Anu Aiyengar: Yeah. Seller is not proactively putting them up for sale. So if you're a buyer, you want to buy that company, go knock on the door real nice and ask real nice, engage, get to know them. And at the time period when the seller's mindset changes, you want to be right there so that they can engage with you. So many of these deals that happened, there were some driver or motivation. There are those sellers who say, "You know what? I can see the world pretty clearly and, today, I want to be the first to go out to the market and catch the buyer before some of these buyers have done a large deal and they're going to be offsite." So you get all flavors, but the majority of sellers today are still not accepting reality and the majority of buyers are too greedy, waiting for the bottom.
Ed Hammond: I was hoping you were going to say we were just going to see a wave of hostiles and force to sell us out
Anu Aiyengar: Friendly unsolicited.
Ed Hammond: That's polite hostile. I have an activist question. I just want to obviously plug, as well, our activist conference tomorrow, running all afternoon here at Bloomberg. Activists have been such an important component of the overall M&A market going back really a decade now, but I wonder now, with all this uncertainty that Scarlet talked about, how do they play it? How do they get into stocks when you could see this sort of precipitous decline from here on out, even if they have a good idea?
Anu Aiyengar: Yeah, that's a really good question because activism as an asset class has really matured. So now, you could no longer say every activist wants the same thing. There are some who are opposing a transaction, like you saw in Cooper, and there are some who are saying, "Go do a deal, corporate clarity, change the CEO, buy back shares, don't buy back shares." So you see every flavor. And the majority of sectors that they've been targeting, 50% of it is industrials, consumer, and tech.
Romaine Bostick: We only have a couple minutes left here.

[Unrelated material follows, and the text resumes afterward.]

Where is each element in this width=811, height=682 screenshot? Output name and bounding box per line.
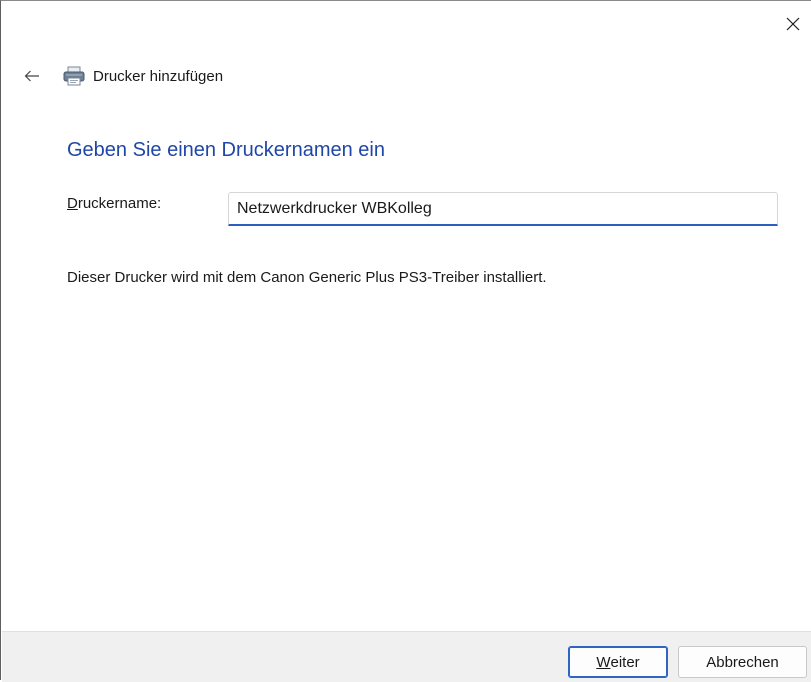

I'm curious about the potential for more cross-border deals, particularly in an environment that I think some people have said has maybe gotten a little bit more stringent, regulatory environment, meaning antitrust, whether it's here or in Europe here. Do you think that that potential antitrust risk could actually be an impediment?
Anu Aiyengar: You are absolutely right. Cross-border volumes, from its heyday of 2015, '16, have come down quite a bit. So if you're like a China and Europe outbound or US as a target, both have come down because, if you're a US company, you're saying, "Well, maybe I'd much rather sell to another US company than take the antitrust risk." My expectation that, with the strength of the dollar, US outbound to parts of Europe and some strong European companies looking again at the US, that should come back.
Romaine Bostick: Anu, great to have you here in-person. Our thanks, of course, to Ed Hammond, as well. Anu Aiyengar is Global Co-Head of JP Morgan's M&A business here. A great conversation here and, once again, our thanks to our senior deals reporter, Ed Hammond.